- When still a child, make sure you read a lot of books. Spend more time doing this than anything else.
When an adult, try to read your own work as a stranger would read it, or even better, as an enemy would.
- Don’t romanticize your “vocation” . You can either write good sentences or you can’t. There is no “writer’s lifestyle”. All that matters is what you leave on the page.
- Avoid your weaknesses. But do this without telling yourself that the things you can’t do aren’t worth doing. Don’t mask self-doubt with contempt.
- Leave a decent space of time between writing something and editing it.

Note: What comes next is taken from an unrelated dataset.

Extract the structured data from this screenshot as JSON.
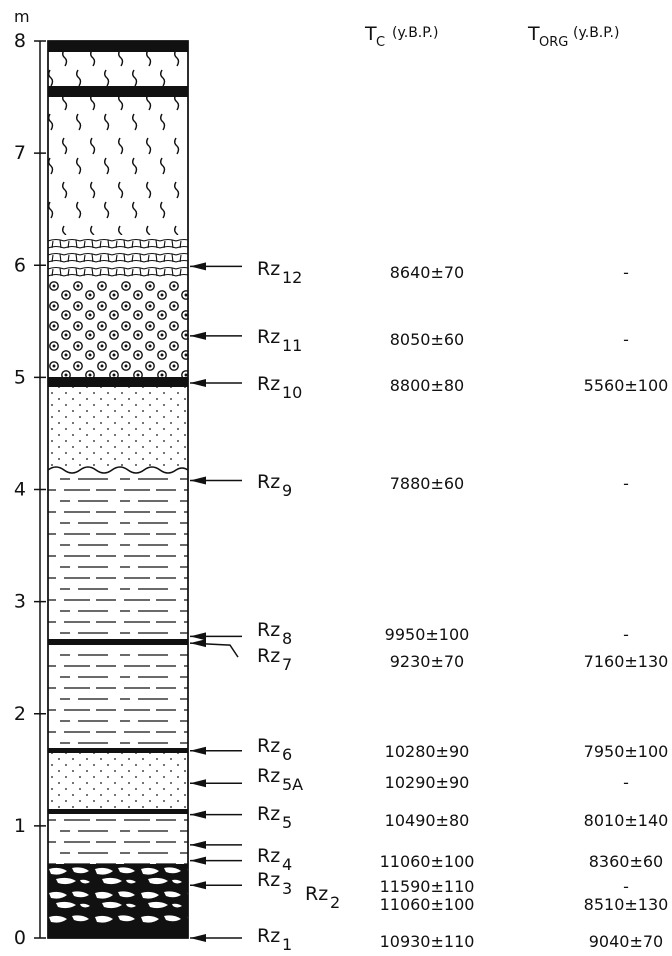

- Avoid cliques, gangs, groups. The presence of a crowd won’t make your writing any better than it is.
- Work on a computer that is disconnected from the internet.
- Protect the time and space in which you write. Keep everybody away from it, even the people who are most important to you.
- Don’t confuse honors with achievement.
- Tell the truth through whichever veil comes to hand — but tell it. Resign yourself to the lifelong sadness that comes from never being satisfied.
- via Brain Pickings.
The Guardian of London, inspired by Elmore Leonard’s 10 rules for writing fiction, asked 28 other fiction writers, including Zadie Smith, for their own rules.
I spent 40 years in which I wrote nearly every working day, and got paid for it, and, in retirement, I still feel the urge to write. Hence this blog. But I doubt if I ever had the ability, and I am sure I never had the commitment, to be a Zadie Smith, Elmore Leonard, Kurt Vonnegut or Henry Miller.